High-speed (left) and normal speed (right) AFM images of the same area of a model multi- lipid component neuronal membrane. The contrast corresponds to the slightly different height of each lipid.  Such membranes are very soft, almost liquid-crystal-like, yet the disruption by the high-speed tip is surprisingly almost non-existent.  Image courtesy of Morgan Robinson & Zoya Leonenko (University of Waterloo, Canada) and Loren Picco, Ravi Sharma & Mervyn Miles (University of Bristol, UK).

High-speed (left) and normal speed (right) AFM images of the same area of a model multi- lipid component neuronal membrane. The contrast corresponds to the slightly different height of each lipid.  Such membranes are very soft, almost liquid-crystal-like, yet the disruption by the high-speed tip is surprisingly almost non-existent.  Image courtesy of Morgan Robinson & Zoya Leonenko (University of Waterloo, Canada) and Loren Picco, Ravi Sharma & Mervyn Miles (University of Bristol, UK).

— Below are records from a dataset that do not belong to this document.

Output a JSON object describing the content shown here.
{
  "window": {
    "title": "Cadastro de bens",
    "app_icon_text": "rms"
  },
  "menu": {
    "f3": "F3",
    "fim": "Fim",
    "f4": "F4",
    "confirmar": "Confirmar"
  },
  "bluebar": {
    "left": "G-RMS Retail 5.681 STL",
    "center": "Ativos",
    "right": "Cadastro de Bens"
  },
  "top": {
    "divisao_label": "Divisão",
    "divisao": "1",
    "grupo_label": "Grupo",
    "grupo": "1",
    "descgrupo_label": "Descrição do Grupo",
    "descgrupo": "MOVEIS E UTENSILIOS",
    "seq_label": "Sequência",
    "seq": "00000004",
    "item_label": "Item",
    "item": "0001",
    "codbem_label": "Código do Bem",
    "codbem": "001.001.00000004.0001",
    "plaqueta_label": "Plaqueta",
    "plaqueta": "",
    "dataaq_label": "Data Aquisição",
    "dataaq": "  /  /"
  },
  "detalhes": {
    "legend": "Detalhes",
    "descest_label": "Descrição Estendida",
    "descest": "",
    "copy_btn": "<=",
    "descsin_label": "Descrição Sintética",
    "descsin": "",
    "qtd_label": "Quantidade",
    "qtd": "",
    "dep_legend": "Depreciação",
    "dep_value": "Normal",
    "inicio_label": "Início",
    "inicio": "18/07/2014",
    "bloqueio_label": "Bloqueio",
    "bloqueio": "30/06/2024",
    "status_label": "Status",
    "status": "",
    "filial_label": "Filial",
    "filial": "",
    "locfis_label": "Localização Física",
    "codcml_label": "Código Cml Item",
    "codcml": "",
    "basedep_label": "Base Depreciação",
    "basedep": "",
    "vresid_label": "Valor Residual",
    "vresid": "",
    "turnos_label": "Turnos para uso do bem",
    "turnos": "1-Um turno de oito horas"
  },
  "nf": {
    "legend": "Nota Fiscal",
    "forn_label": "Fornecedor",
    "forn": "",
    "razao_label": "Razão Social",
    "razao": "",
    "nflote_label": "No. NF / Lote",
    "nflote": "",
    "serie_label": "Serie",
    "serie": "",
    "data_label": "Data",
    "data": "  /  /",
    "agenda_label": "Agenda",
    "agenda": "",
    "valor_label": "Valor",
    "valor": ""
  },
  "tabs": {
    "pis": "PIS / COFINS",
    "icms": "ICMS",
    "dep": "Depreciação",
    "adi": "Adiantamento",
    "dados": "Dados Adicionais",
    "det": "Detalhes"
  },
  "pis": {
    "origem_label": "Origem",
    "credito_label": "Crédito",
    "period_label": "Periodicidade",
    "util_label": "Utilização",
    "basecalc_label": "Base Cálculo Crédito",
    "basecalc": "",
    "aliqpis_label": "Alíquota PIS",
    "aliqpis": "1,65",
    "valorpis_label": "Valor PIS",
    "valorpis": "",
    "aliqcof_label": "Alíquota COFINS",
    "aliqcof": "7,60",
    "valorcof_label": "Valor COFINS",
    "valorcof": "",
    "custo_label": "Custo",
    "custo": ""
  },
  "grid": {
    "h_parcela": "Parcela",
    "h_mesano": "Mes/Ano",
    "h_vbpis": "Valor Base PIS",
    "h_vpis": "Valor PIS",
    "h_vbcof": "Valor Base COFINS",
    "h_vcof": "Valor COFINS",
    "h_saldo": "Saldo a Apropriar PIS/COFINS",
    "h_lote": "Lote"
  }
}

[1] H Gleiter, “Nanoglasses: A new kind of Noncrystalline Material and Way to an Age of New Technologies?” Small 12 (2016) 2225–2233

[2] J Petermann and H Gleiter, “Direct Observation of Amorphous And Crystalline Regions in Polymers by Defocus Imaging”, Philosophical Magazine 31 (1975) 929-934

[3] MJ Miles,  J Petermann & H Gleiter, “Deformation Mechanism of ‘Hard’ Elastic Fibres’, Colloid & Polymer Science, 62 (1977) 6-8.

[4] ME Welland et al., "The Structure of the Globular Protein Vicilin revealed by Scanning Tunnelling Microscopy", International Journal of Biological Macromolecules, 11 (1989) 29-32.